LinkedIn today reported quarterly earnings as a public company for the first time, and they managed to beat Wall Street at the same time.
The company reported second-quarter earnings of $4.5 million, or 4 cents a share (statement). Non-GAAP earnings were 10 cents a share on a revenue of $121 million. Wall Street was expecting LinkedIn to report a loss at 4 cents a share on revenue of $104.5 million.
Steve Sordello, LinkedIn's chief financial officer, reflected on the last quarter on the company's blog:
In the second quarter, we saw record levels of members, unique visitors, and page views, while top line growth accelerated. Going forward, we plan to continue to invest in our team, technology, and products in order to increase the value we deliver to members and realize the full potential of the LinkedIn platform.
LinkedIn went public in May with an initial public offering of $45 a share and an overall valuation of roughly $4.5 billion.
For the outlook, LinkedIn is predicting a revenue of $121 million to $125 million at the end of Q3. For 2011, LinkedIn is aiming to hit a revenue mark of $475 million to $485 million.

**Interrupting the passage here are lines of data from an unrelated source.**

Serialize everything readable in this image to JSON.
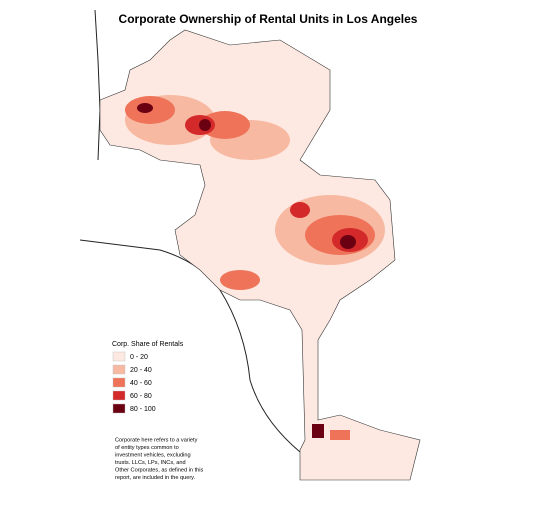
{
  "title": "Corporate Ownership of Rental Units in Los Angeles",
  "legend": {
    "title": "Corp. Share of Rentals",
    "items": [
      {
        "label": "0 - 20",
        "color": "#fde9e1"
      },
      {
        "label": "20 - 40",
        "color": "#f8b9a3"
      },
      {
        "label": "40 - 60",
        "color": "#ef7359"
      },
      {
        "label": "60 - 80",
        "color": "#d3292a"
      },
      {
        "label": "80 - 100",
        "color": "#6a0012"
      }
    ]
  },
  "note": [
    "Corporate here refers to a variety",
    "of entity types common to",
    "investment vehicles, excluding",
    "trusts. LLCs, LPs, INCs, and",
    "Other Corporates, as defined in this",
    "report, are included in the query."
  ]
}
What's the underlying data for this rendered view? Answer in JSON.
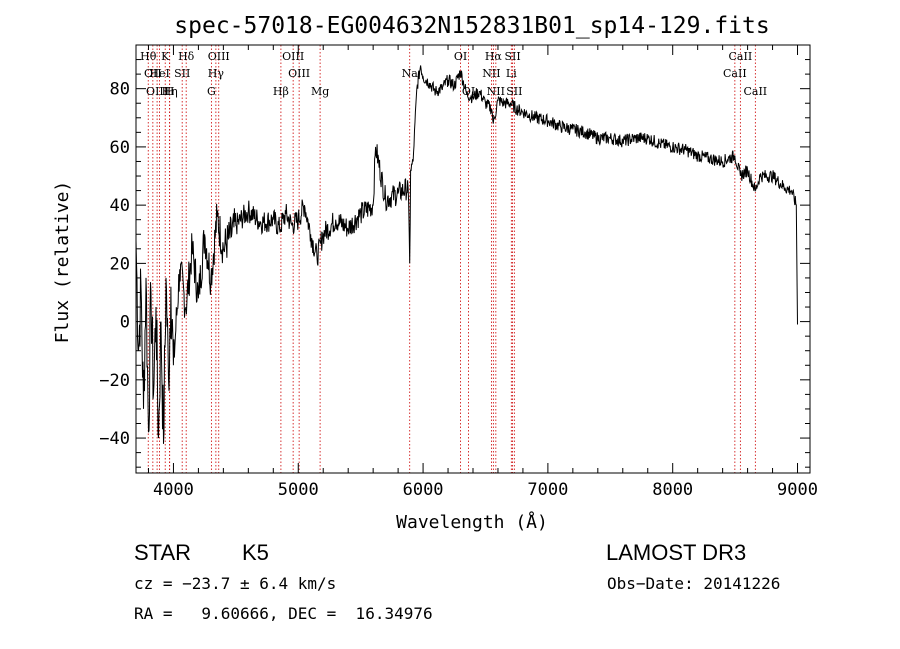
{
  "chart_data": {
    "type": "line",
    "title": "spec-57018-EG004632N152831B01_sp14-129.fits",
    "xlabel": "Wavelength (Å)",
    "ylabel": "Flux (relative)",
    "xlim": [
      3700,
      9100
    ],
    "ylim": [
      -52,
      95
    ],
    "xticks": [
      4000,
      5000,
      6000,
      7000,
      8000,
      9000
    ],
    "xtick_labels": [
      "4000",
      "5000",
      "6000",
      "7000",
      "8000",
      "9000"
    ],
    "yticks": [
      -40,
      -20,
      0,
      20,
      40,
      60,
      80
    ],
    "ytick_labels": [
      "−40",
      "−20",
      "0",
      "20",
      "40",
      "60",
      "80"
    ],
    "x_minor_step": 200,
    "y_minor_step": 5,
    "grid": false,
    "legend": "none",
    "line_color": "#000000",
    "marker_color": "#cc0000",
    "spectrum": {
      "x": [
        3700,
        3720,
        3740,
        3760,
        3780,
        3800,
        3820,
        3840,
        3860,
        3880,
        3900,
        3920,
        3940,
        3960,
        3980,
        4000,
        4050,
        4100,
        4150,
        4200,
        4250,
        4300,
        4350,
        4400,
        4500,
        4600,
        4700,
        4800,
        4850,
        4900,
        4950,
        5000,
        5050,
        5100,
        5150,
        5180,
        5200,
        5300,
        5400,
        5500,
        5600,
        5620,
        5700,
        5800,
        5880,
        5893,
        5900,
        5920,
        5950,
        5980,
        6000,
        6050,
        6100,
        6150,
        6200,
        6250,
        6300,
        6350,
        6400,
        6450,
        6500,
        6550,
        6563,
        6600,
        6650,
        6700,
        6750,
        6800,
        6900,
        7000,
        7100,
        7200,
        7300,
        7400,
        7500,
        7600,
        7700,
        7800,
        7900,
        8000,
        8100,
        8200,
        8300,
        8400,
        8498,
        8542,
        8600,
        8662,
        8700,
        8800,
        8900,
        8950,
        8990,
        9000
      ],
      "y": [
        28,
        -10,
        12,
        -30,
        15,
        -38,
        10,
        -25,
        5,
        -40,
        0,
        -42,
        15,
        -20,
        12,
        -15,
        18,
        5,
        25,
        8,
        30,
        15,
        36,
        25,
        33,
        38,
        34,
        35,
        32,
        37,
        33,
        35,
        40,
        30,
        22,
        27,
        30,
        35,
        32,
        37,
        40,
        60,
        42,
        44,
        46,
        20,
        52,
        55,
        80,
        88,
        84,
        82,
        79,
        80,
        83,
        81,
        86,
        78,
        77,
        79,
        75,
        73,
        68,
        76,
        75,
        75,
        73,
        72,
        70,
        69,
        67,
        66,
        65,
        63,
        63,
        62,
        63,
        63,
        61,
        60,
        59,
        57,
        56,
        55,
        57,
        50,
        52,
        45,
        50,
        50,
        46,
        45,
        40,
        -1
      ]
    },
    "lines": [
      {
        "wl": 3798,
        "name": "Hθ",
        "row": 0
      },
      {
        "wl": 3835,
        "name": "OII",
        "row": 1
      },
      {
        "wl": 3869,
        "name": "OIII",
        "row": 2
      },
      {
        "wl": 3889,
        "name": "HeI",
        "row": 1
      },
      {
        "wl": 3934,
        "name": "K",
        "row": 0
      },
      {
        "wl": 3969,
        "name": "H",
        "row": 2
      },
      {
        "wl": 3970,
        "name": "Hη",
        "row": 2
      },
      {
        "wl": 4070,
        "name": "SII",
        "row": 1
      },
      {
        "wl": 4102,
        "name": "Hδ",
        "row": 0
      },
      {
        "wl": 4304,
        "name": "G",
        "row": 2
      },
      {
        "wl": 4340,
        "name": "Hγ",
        "row": 1
      },
      {
        "wl": 4363,
        "name": "OIII",
        "row": 0
      },
      {
        "wl": 4861,
        "name": "Hβ",
        "row": 2
      },
      {
        "wl": 4959,
        "name": "OIII",
        "row": 0
      },
      {
        "wl": 5007,
        "name": "OIII",
        "row": 1
      },
      {
        "wl": 5175,
        "name": "Mg",
        "row": 2
      },
      {
        "wl": 5893,
        "name": "Na",
        "row": 1
      },
      {
        "wl": 6300,
        "name": "OI",
        "row": 0
      },
      {
        "wl": 6364,
        "name": "OI",
        "row": 2
      },
      {
        "wl": 6548,
        "name": "NII",
        "row": 1
      },
      {
        "wl": 6563,
        "name": "Hα",
        "row": 0
      },
      {
        "wl": 6583,
        "name": "NII",
        "row": 2
      },
      {
        "wl": 6707,
        "name": "Li",
        "row": 1
      },
      {
        "wl": 6717,
        "name": "SII",
        "row": 0
      },
      {
        "wl": 6731,
        "name": "SII",
        "row": 2
      },
      {
        "wl": 8498,
        "name": "CaII",
        "row": 1
      },
      {
        "wl": 8542,
        "name": "CaII",
        "row": 0
      },
      {
        "wl": 8662,
        "name": "CaII",
        "row": 2
      }
    ]
  },
  "info": {
    "classification": "STAR",
    "subclass": "K5",
    "survey": "LAMOST DR3",
    "cz": "cz = −23.7 ± 6.4 km/s",
    "obs_date": "Obs−Date: 20141226",
    "coords": "RA =   9.60666, DEC =  16.34976"
  }
}
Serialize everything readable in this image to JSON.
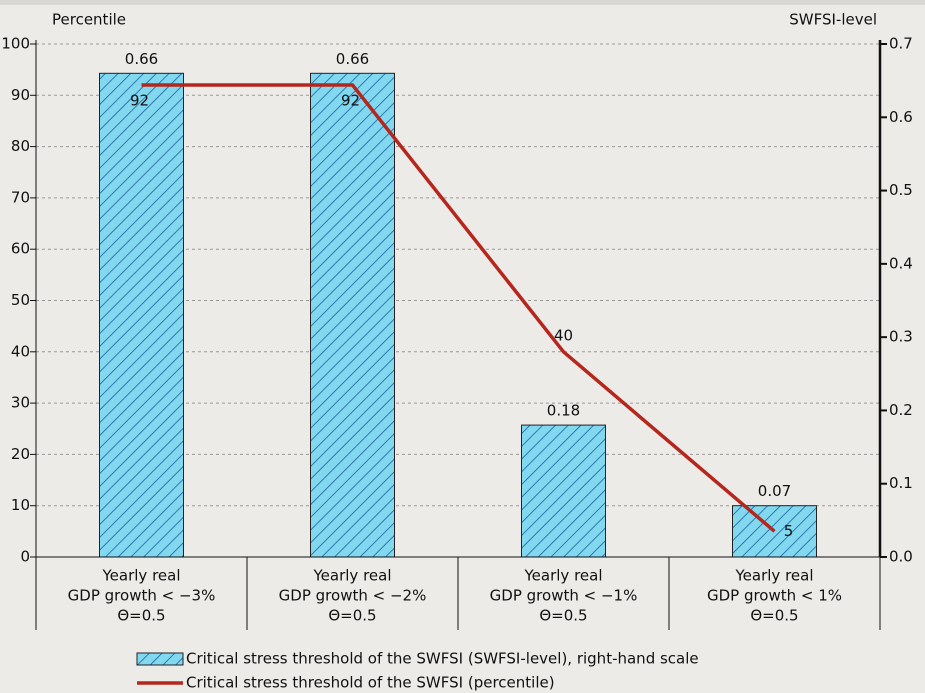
{
  "chart_data": {
    "type": "combo",
    "y_label": "Percentile",
    "y2_label": "SWFSI-level",
    "categories": [
      [
        "Yearly real",
        "GDP growth < −3%",
        "Θ=0.5"
      ],
      [
        "Yearly real",
        "GDP growth < −2%",
        "Θ=0.5"
      ],
      [
        "Yearly real",
        "GDP growth < −1%",
        "Θ=0.5"
      ],
      [
        "Yearly real",
        "GDP growth < 1%",
        "Θ=0.5"
      ]
    ],
    "series": [
      {
        "name": "Critical stress threshold of the SWFSI (SWFSI-level), right-hand scale",
        "type": "bar",
        "axis": "y2",
        "color": "#82d8ef",
        "hatch_color": "#1d5fa0",
        "values": [
          0.66,
          0.66,
          0.18,
          0.07
        ]
      },
      {
        "name": "Critical stress threshold of the SWFSI (percentile)",
        "type": "line",
        "color": "#b5271d",
        "values": [
          92,
          92,
          40,
          5
        ]
      }
    ],
    "ylim": [
      0,
      100
    ],
    "yticks": [
      0,
      10,
      20,
      30,
      40,
      50,
      60,
      70,
      80,
      90,
      100
    ],
    "y2lim": [
      0,
      0.7
    ],
    "y2ticks": [
      {
        "value": 0,
        "label": "0.0"
      },
      0.1,
      0.2,
      0.3,
      0.4,
      0.5,
      0.6,
      0.7
    ],
    "grid": true
  }
}
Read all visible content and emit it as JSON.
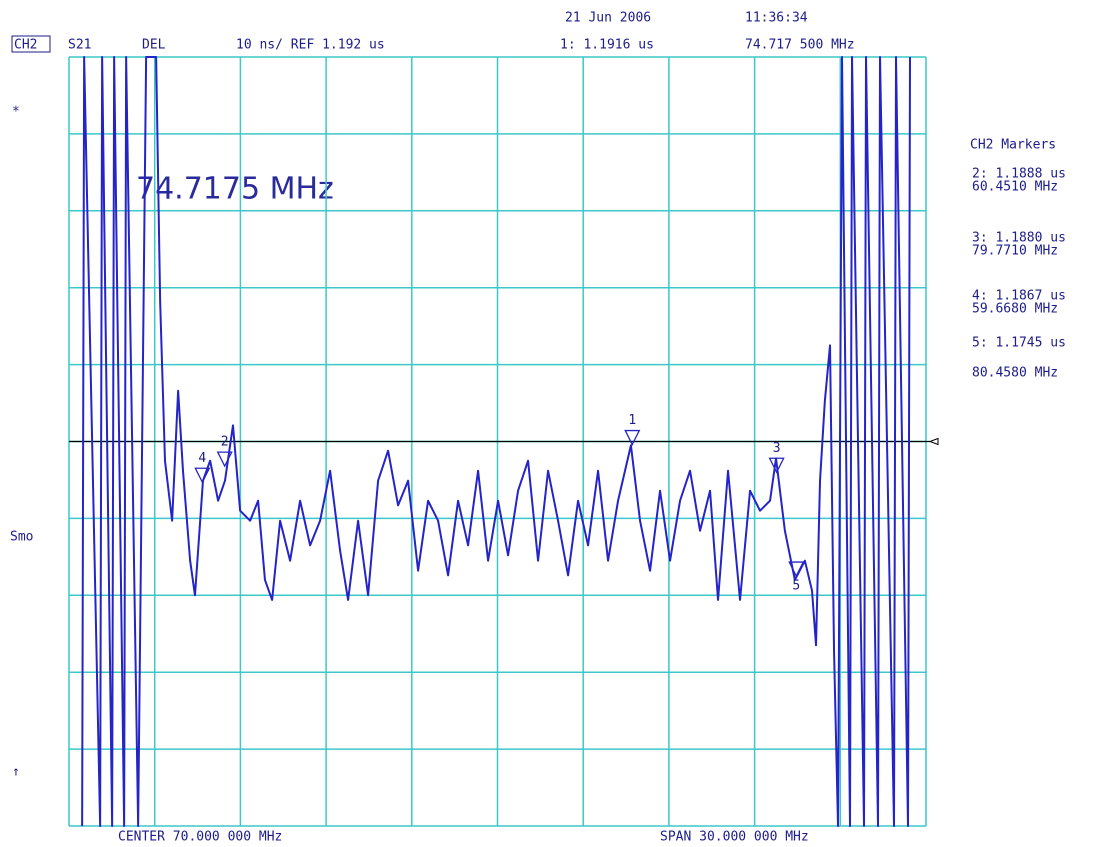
{
  "chart_data": {
    "type": "line",
    "date": "21 Jun 2006",
    "time": "11:36:34",
    "channel": "CH2",
    "parameter": "S21",
    "format": "DEL",
    "ref_line": {
      "value": 1.192,
      "label": "10 ns/ REF 1.192 us"
    },
    "center_label": "CENTER 70.000 000 MHz",
    "span_label": "SPAN 30.000 000 MHz",
    "left_labels": [
      "*",
      "Smo",
      "↑"
    ],
    "active_marker_label": "74.7175 MHz",
    "markers_title": "CH2 Markers",
    "color": "#2424c8",
    "grid": true,
    "grid_color": "#3cc8c8",
    "xlim": [
      55,
      85
    ],
    "xticks": [
      55,
      58,
      61,
      64,
      67,
      70,
      73,
      76,
      79,
      82,
      85
    ],
    "ylim": [
      1.142,
      1.242
    ],
    "yticks": [
      1.142,
      1.152,
      1.162,
      1.172,
      1.182,
      1.192,
      1.202,
      1.212,
      1.222,
      1.232,
      1.242
    ],
    "x": [
      55.46,
      55.53,
      56.09,
      56.16,
      56.51,
      56.58,
      56.93,
      57.0,
      57.42,
      57.7,
      58.05,
      58.19,
      58.36,
      58.61,
      58.82,
      58.99,
      59.24,
      59.41,
      59.69,
      59.94,
      60.22,
      60.46,
      60.74,
      60.99,
      61.34,
      61.62,
      61.86,
      62.11,
      62.39,
      62.74,
      63.09,
      63.44,
      63.79,
      64.14,
      64.49,
      64.77,
      65.12,
      65.47,
      65.82,
      66.17,
      66.52,
      66.87,
      67.22,
      67.57,
      67.92,
      68.27,
      68.62,
      68.97,
      69.32,
      69.67,
      70.02,
      70.37,
      70.72,
      71.07,
      71.42,
      71.77,
      72.12,
      72.47,
      72.82,
      73.17,
      73.52,
      73.87,
      74.22,
      74.67,
      74.99,
      75.34,
      75.69,
      76.04,
      76.39,
      76.74,
      77.09,
      77.44,
      77.72,
      78.07,
      78.49,
      78.84,
      79.19,
      79.54,
      79.75,
      80.06,
      80.41,
      80.76,
      81.01,
      81.15,
      81.29,
      81.46,
      81.64,
      81.78,
      81.92,
      82.06,
      82.34,
      82.41,
      82.83,
      82.9,
      83.32,
      83.39,
      83.88,
      83.95,
      84.37,
      84.44
    ],
    "values": [
      1.142,
      1.242,
      1.142,
      1.242,
      1.142,
      1.242,
      1.142,
      1.242,
      1.142,
      1.242,
      1.242,
      1.2103,
      1.1895,
      1.1817,
      1.1986,
      1.1882,
      1.1765,
      1.172,
      1.1869,
      1.1895,
      1.1843,
      1.1869,
      1.1941,
      1.183,
      1.1817,
      1.1843,
      1.174,
      1.1714,
      1.1817,
      1.1765,
      1.1843,
      1.1785,
      1.1817,
      1.1882,
      1.1778,
      1.1714,
      1.1817,
      1.172,
      1.1869,
      1.1908,
      1.1837,
      1.1869,
      1.1752,
      1.1843,
      1.1817,
      1.1746,
      1.1843,
      1.1785,
      1.1882,
      1.1765,
      1.1843,
      1.1772,
      1.1856,
      1.1895,
      1.1765,
      1.1882,
      1.1817,
      1.1746,
      1.1843,
      1.1785,
      1.1882,
      1.1765,
      1.1843,
      1.1915,
      1.1817,
      1.1752,
      1.1856,
      1.1765,
      1.1843,
      1.1882,
      1.1804,
      1.1856,
      1.1714,
      1.1882,
      1.1714,
      1.1856,
      1.183,
      1.1843,
      1.1898,
      1.1804,
      1.174,
      1.1765,
      1.1726,
      1.1655,
      1.1869,
      1.1973,
      1.2045,
      1.1649,
      1.142,
      1.242,
      1.142,
      1.242,
      1.142,
      1.242,
      1.142,
      1.242,
      1.142,
      1.242,
      1.142,
      1.242
    ],
    "markers": {
      "labels": [
        "1",
        "2",
        "3",
        "4",
        "5"
      ],
      "x": [
        74.7175,
        60.451,
        79.771,
        59.668,
        80.458
      ],
      "y": [
        1.1916,
        1.1888,
        1.188,
        1.1867,
        1.1745
      ],
      "y_labels": [
        "1: 1.1916 us",
        "2: 1.1888 us",
        "3: 1.1880 us",
        "4: 1.1867 us",
        "5: 1.1745 us"
      ],
      "x_labels": [
        "74.717 500 MHz",
        "60.4510 MHz",
        "79.7710 MHz",
        "59.6680 MHz",
        "80.4580 MHz"
      ]
    }
  }
}
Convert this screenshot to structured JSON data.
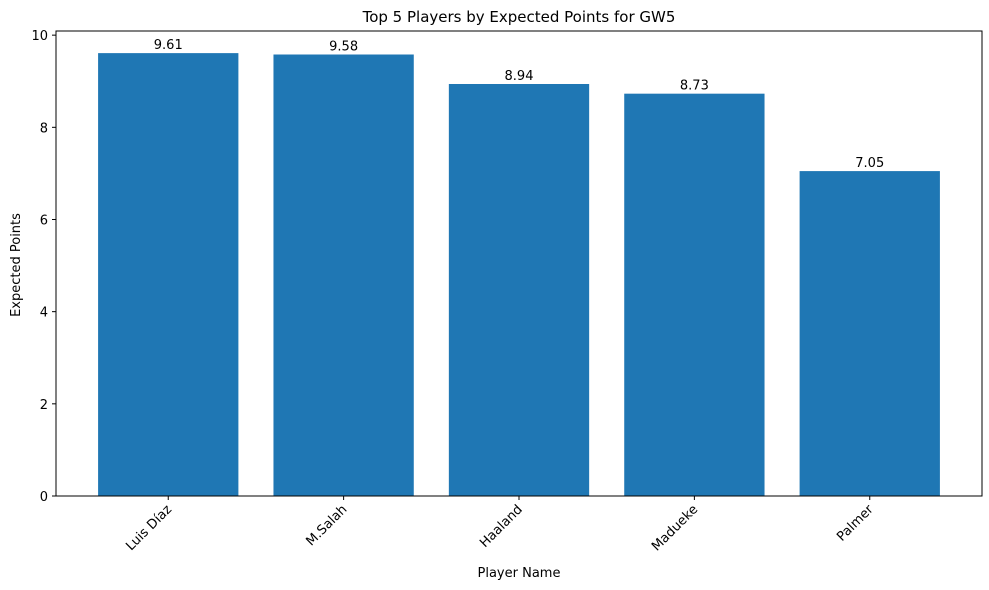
{
  "chart_data": {
    "type": "bar",
    "title": "Top 5 Players by Expected Points for GW5",
    "x_label": "Player Name",
    "y_label": "Expected Points",
    "categories": [
      "Luis Díaz",
      "M.Salah",
      "Haaland",
      "Madueke",
      "Palmer"
    ],
    "values": [
      9.61,
      9.58,
      8.94,
      8.73,
      7.05
    ],
    "color": "#1f77b4",
    "ylim": [
      0,
      10.09
    ],
    "yticks": [
      0,
      2,
      4,
      6,
      8,
      10
    ],
    "grid": false
  }
}
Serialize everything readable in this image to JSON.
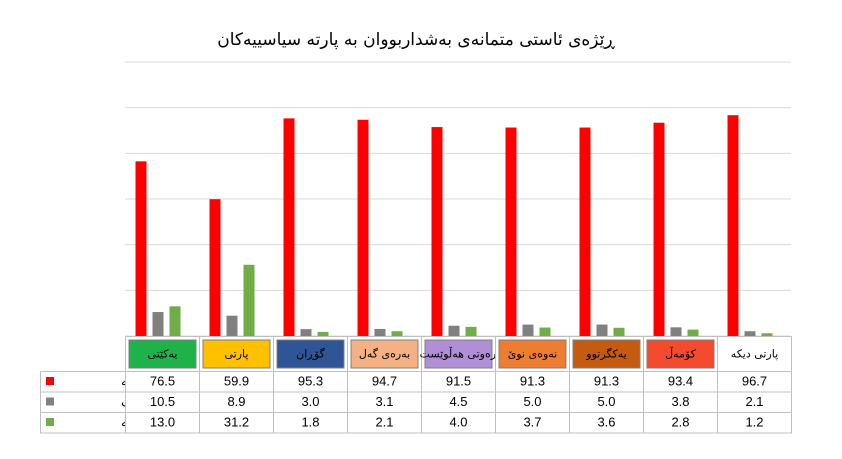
{
  "chart_data": {
    "type": "bar",
    "title": "ڕێژەی ئاستی متمانەی بەشداربووان بە پارتە سیاسییەکان",
    "categories": [
      "یەکێتی",
      "پارتی",
      "گۆڕان",
      "بەرەی گەل",
      "ڕەوتی هەڵوێست",
      "نەوەی نوێ",
      "یەکگرتوو",
      "کۆمەڵ",
      "پارتی دیکە"
    ],
    "category_colors": [
      "#1fb24a",
      "#ffc000",
      "#2f5597",
      "#f4b183",
      "#b18fd6",
      "#ed7d31",
      "#c55a11",
      "#f44a2e",
      "#ffffff"
    ],
    "category_text_colors": [
      "#000000",
      "#000000",
      "#000000",
      "#000000",
      "#000000",
      "#000000",
      "#000000",
      "#000000",
      "#000000"
    ],
    "series": [
      {
        "name": "متمانەم نییە",
        "color": "#ff0000",
        "values": [
          76.5,
          59.9,
          95.3,
          94.7,
          91.5,
          91.3,
          91.3,
          93.4,
          96.7
        ]
      },
      {
        "name": "ئارادیمەک",
        "color": "#808080",
        "values": [
          10.5,
          8.9,
          3.0,
          3.1,
          4.5,
          5.0,
          5.0,
          3.8,
          2.1
        ]
      },
      {
        "name": "متمانەم هەیە",
        "color": "#70ad47",
        "values": [
          13.0,
          31.2,
          1.8,
          2.1,
          4.0,
          3.7,
          3.6,
          2.8,
          1.2
        ]
      }
    ],
    "ylim": [
      0,
      120
    ],
    "grid": true,
    "legend": "data-table"
  }
}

• Introduced LinkedIn Share Button; more than 100,000 publishers are now using it to drive up traffic.
• Launched LinkedIn for Android in April.
• Expanded international presence: opened Asian regional headquarters in Singapore in May and a Northern European HQ in Stockholm in June. The total number of offices outside the U.S. is now 12.
• In June, LinkedIn was made available to members in three new languages (Turkish, Russian, and Romanian) bringing the total to nine.
By the numbers:
• Members grew to 115.8 million, up 61 percent from Q2 2010.
• Page views: 7.1 billion, an increase of 80 percent from Q2 2010.
• Mobile page views have increased by 400 percent year over year.
• Revenue from Hiring Solutions products: $58.6 million, an increase of 170 percent from Q2 2010.